- Posted by Richard Croft on March 26, 2012 filed in Trading Strategies
The old adage “buy on the rumor, sell on the news” might not be a very solid principle on which to build a longer term portfolio. However, it often presents interesting opportunities for short-term speculators who might want to bet on a quick turn in a company’s share price, particularly after a sharp run-up.
Such a case might well be Lululemon Athletica Inc. (TSX: LLL, Friday’s close $75.80), the Vancouver-based retailer of yoga and athletic-wear. The company reported consensus-beating fourth quarter financials last week, hitting $1 billion in annual sales for the first time in its history.
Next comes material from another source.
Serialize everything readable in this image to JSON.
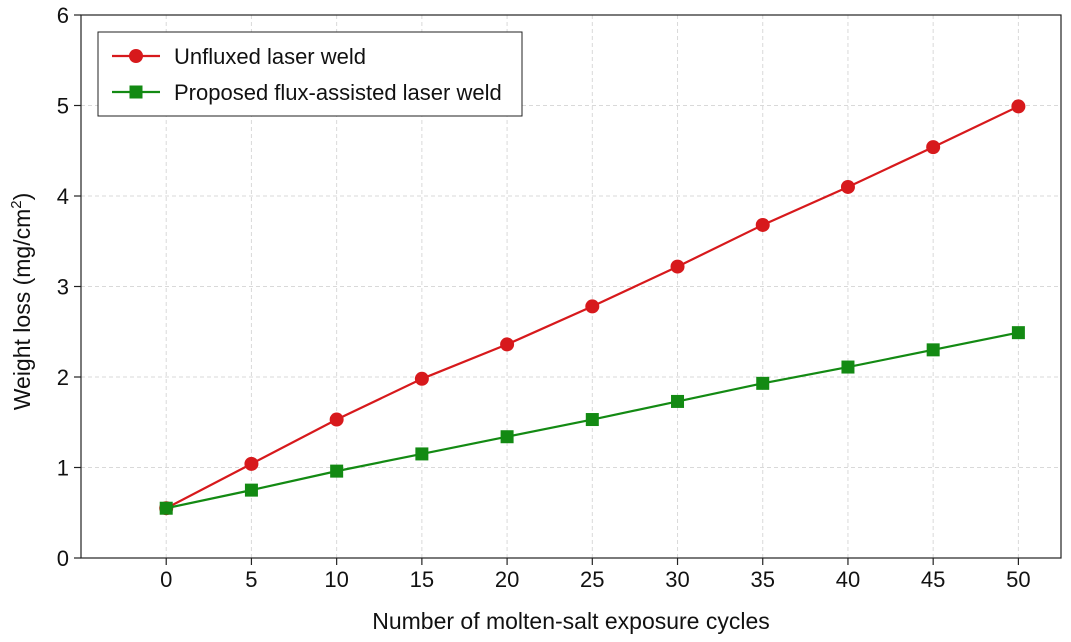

Who’d have thought that demand for colorful leggings and athletic tops would be so strong that some stores simply did not have enough supply?
So, for the final quarter of 2011, the company posted US$0.51 earnings per share, as same-store sales surged 26% from a year ago. Analysts’ consensus had been for an eps of US$0.49. The company estimated full-year earnings to be in a range between US$1.50 and US$1.57 per share for the current fiscal year. It plans to open 37 new stores this year, adding to its current chain of 174 stores worldwide, and spending up to US$75 million in the process.
Lululemon shares have advanced 67% since last December, in what could be seen as a classic case of a powerful sentiment-driven, “buy-on-the-rumor” gain. But now, with fourth-quarter financials out of the way, an argument could be made that the company’s trailing P/E at 65 and forward P/E at 47 might be too aggressive, setting the stage for a pullback in share price.
If you believe the share price is a bit too aggressive and are inclined to execute a “sell-on-the-news” type of trade, you light look at a speculative short term put position. For example, buying the LLL May 74 puts at $3.25 look interesting.